I resent being put in a position where I feel bad for liking something because someone else disapproves of it. It is entirely possible that I’m completely wrong, and if someone wants to convince me so, I’d be happy to listen. I’ve noticed that a large part of the song’s defence centres around the fact that Thicke, T.I. and Pharrell are all married with kids, and therefore have been shown to respect women. However, I’ve tried to avoid that argument in this debate – choosing instead to focus on the work itself – so as to avoid the philosophy of art question; can three decent men, who respect women, create a piece of art that is derogatory towards them (it’s actually a pleasant change for the question to be that way round – usually with philosophy of art the question is “can an evil person create beautiful art?”)? Well, I don’t think they have (or, at the very least, not to the extent that people are claiming), and that’s why I’ve structured my argument in this way.
I summed up the original debate by saying that I was glad we were even having the discussion. It's incredibly important to be sceptical of what the media tries to sell us; to analyse its product and have the debate, because it helps each of us to fully form what we believe, and our attitude to the world.
I hope I’ve made clear in this post that I’m in no-way saying it’s ok to distort the common understanding of sexual consent; I’ve been worried about even making this post public, for fear that people would misinterpret what I’m trying to achieve here.

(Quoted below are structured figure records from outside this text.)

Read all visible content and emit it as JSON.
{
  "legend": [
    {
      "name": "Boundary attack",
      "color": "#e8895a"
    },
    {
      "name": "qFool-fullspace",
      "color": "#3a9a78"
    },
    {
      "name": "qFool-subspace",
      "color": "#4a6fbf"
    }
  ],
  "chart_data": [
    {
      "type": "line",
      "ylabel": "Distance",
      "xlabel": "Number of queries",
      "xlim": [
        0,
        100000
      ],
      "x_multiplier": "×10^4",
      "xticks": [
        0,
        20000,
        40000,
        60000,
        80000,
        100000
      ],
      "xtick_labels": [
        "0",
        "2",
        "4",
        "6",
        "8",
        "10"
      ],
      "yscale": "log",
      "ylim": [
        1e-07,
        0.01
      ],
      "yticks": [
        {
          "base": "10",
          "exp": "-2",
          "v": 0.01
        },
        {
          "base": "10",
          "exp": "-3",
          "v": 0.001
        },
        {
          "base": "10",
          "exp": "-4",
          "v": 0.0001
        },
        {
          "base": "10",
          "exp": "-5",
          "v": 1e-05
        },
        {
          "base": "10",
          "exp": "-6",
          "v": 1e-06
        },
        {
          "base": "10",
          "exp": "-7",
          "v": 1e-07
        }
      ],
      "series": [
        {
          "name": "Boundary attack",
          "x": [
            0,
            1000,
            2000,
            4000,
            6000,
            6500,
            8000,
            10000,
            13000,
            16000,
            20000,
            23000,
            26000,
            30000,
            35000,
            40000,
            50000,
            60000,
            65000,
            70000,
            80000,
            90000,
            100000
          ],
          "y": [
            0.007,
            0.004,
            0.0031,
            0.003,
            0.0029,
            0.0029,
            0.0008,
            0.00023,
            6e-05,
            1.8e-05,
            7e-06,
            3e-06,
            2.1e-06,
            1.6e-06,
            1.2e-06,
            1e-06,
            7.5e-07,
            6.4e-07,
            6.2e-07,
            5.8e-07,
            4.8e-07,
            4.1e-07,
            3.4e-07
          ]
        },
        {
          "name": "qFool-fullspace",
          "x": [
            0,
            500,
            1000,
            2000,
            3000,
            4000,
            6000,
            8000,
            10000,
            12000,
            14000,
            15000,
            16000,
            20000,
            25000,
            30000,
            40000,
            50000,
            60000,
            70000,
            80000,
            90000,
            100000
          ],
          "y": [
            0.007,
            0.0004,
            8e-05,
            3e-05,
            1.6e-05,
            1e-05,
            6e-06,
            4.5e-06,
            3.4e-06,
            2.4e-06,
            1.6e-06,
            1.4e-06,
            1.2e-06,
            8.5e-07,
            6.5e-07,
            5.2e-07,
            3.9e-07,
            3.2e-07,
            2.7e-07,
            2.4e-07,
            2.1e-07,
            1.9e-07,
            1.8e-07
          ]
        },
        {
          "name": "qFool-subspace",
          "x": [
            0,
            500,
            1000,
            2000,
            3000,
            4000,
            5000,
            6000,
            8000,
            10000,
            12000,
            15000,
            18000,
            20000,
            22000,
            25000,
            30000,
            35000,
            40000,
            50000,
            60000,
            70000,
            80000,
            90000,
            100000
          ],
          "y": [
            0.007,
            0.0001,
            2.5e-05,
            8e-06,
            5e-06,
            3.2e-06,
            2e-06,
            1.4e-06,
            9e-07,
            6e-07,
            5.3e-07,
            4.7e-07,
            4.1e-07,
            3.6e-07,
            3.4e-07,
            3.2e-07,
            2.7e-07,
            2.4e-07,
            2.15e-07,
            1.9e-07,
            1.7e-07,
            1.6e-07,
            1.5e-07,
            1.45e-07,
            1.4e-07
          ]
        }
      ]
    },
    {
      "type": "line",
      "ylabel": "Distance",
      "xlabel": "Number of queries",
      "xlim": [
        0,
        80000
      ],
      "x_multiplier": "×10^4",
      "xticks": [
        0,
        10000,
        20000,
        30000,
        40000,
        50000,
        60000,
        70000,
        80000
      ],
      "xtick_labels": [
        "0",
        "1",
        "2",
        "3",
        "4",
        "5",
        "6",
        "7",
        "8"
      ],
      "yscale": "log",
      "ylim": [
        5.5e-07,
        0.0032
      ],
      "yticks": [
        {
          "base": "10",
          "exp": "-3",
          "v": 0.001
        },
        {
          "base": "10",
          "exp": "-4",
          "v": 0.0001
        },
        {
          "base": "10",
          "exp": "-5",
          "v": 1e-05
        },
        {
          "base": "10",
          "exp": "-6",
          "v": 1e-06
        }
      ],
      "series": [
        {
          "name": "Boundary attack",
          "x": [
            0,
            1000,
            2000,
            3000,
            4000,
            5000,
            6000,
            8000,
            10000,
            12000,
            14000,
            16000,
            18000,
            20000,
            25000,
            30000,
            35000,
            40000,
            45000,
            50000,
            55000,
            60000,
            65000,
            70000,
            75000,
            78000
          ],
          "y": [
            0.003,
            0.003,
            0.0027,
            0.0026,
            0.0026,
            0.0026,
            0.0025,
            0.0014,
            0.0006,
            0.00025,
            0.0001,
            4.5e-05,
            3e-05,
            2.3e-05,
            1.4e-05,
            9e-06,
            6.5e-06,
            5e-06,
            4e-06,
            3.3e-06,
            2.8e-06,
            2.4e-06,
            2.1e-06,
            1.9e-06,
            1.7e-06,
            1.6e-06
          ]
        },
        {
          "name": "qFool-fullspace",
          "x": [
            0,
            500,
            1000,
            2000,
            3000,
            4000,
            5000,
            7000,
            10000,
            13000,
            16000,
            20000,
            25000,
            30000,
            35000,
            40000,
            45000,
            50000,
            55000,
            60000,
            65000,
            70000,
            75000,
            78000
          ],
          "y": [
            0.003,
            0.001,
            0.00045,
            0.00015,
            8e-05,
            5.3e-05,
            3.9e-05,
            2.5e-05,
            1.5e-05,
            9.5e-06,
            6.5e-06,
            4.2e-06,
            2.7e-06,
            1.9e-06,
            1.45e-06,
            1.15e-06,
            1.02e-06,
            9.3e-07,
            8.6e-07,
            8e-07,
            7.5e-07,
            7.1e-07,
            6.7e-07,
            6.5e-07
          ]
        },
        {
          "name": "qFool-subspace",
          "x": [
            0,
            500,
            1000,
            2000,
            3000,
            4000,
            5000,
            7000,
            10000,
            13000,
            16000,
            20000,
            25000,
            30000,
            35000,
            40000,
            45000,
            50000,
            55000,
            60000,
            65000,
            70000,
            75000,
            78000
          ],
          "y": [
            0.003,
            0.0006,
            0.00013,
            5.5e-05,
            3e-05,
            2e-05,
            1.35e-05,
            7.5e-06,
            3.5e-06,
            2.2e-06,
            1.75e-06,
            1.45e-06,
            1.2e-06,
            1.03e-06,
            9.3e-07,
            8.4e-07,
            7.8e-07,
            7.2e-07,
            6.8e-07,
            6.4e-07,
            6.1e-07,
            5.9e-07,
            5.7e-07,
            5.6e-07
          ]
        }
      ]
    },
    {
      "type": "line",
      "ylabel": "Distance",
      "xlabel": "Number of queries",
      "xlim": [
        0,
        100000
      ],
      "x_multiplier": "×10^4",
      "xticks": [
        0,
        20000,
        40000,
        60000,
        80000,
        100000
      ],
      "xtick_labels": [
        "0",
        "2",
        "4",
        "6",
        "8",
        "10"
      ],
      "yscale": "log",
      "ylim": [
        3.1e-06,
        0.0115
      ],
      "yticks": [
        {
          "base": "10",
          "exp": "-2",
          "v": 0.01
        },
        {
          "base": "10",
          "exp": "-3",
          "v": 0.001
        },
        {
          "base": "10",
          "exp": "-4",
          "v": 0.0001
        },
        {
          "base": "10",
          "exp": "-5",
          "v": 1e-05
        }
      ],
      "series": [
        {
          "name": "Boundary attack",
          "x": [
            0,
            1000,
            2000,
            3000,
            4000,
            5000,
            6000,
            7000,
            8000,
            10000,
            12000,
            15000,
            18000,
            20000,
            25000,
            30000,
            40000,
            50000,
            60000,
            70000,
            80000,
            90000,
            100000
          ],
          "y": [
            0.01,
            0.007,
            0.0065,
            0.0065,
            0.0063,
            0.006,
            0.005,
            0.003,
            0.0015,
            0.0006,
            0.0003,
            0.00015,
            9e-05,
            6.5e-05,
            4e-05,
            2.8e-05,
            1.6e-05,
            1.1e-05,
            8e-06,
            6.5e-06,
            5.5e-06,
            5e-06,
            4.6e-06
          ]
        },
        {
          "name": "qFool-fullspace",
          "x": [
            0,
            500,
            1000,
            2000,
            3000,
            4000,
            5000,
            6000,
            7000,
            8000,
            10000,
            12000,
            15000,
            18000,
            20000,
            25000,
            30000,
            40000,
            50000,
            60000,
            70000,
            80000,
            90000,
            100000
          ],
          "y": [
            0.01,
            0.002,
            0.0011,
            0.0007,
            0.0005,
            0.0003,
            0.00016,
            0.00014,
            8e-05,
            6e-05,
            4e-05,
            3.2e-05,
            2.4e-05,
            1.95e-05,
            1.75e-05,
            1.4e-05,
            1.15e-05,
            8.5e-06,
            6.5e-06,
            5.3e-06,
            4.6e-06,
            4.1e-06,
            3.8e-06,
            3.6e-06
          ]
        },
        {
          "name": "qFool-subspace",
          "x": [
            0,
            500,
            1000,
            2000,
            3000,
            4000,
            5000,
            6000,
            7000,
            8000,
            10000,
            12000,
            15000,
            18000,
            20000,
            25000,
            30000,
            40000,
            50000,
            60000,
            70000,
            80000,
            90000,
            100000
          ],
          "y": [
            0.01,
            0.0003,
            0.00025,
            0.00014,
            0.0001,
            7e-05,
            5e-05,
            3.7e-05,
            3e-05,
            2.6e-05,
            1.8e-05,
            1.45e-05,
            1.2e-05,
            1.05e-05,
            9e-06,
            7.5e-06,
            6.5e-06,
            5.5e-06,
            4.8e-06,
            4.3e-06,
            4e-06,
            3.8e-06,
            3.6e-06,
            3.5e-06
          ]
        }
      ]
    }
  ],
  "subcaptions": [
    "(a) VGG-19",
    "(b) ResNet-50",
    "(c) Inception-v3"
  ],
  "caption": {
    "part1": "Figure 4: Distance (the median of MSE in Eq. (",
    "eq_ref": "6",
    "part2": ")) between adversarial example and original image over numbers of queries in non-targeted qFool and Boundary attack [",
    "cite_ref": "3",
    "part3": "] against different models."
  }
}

I know from doing stand up that some audiences will hear certain words or phrases in my set that cause them to presume what my intent is; in that moment, they stop listening to everything else, miss the point, and sit, stewing with anger about what they THINK I’ve said – even when the actual joke has nothing to do with that. Case in point, I have a joke in my set that uses some seemingly racial buzz-words, but the joke isn’t actually about race; it’s about how frustrating it is when other people seek to define you based upon a physical characteristic (in my case, my height) – the joke’s intent is actually anti-racist. I’ve been doing it for over three years now, but once a year (on average), an individual has heard the racial language, assumed my point was racist, and taken offence at the joke. Each time it’s happened, I’ve immediately spotted it, and won them back by explaining, then and there, what the joke’s premise is meant to be. Once the context is explained, they get it (in one case, apologise for the confusion), laugh, and move on.
There’s an extent to which I feel that the same thing has happened with the song, and I hope that by showing an alternative interpretation here, it’ll get people thinking about whether or not the meaning they’ve derived from the song is what the authors actually intended.
So, should I
feel bad about liking Blurred Lines?
Well, regardless of its meaning, it’s not changed my views on how women should
be treated, nor on the importance of consent, nor the value of being true to
yourself, and it cheers me up when it
comes on the radio. So, I don’t feel bad about liking the song, but I believe I’ve
thought about it enough at this point to have earned that right.
* If you actually read the description on the original youtube page, you'll see that's inaccurate - I only found that after writing this argument though!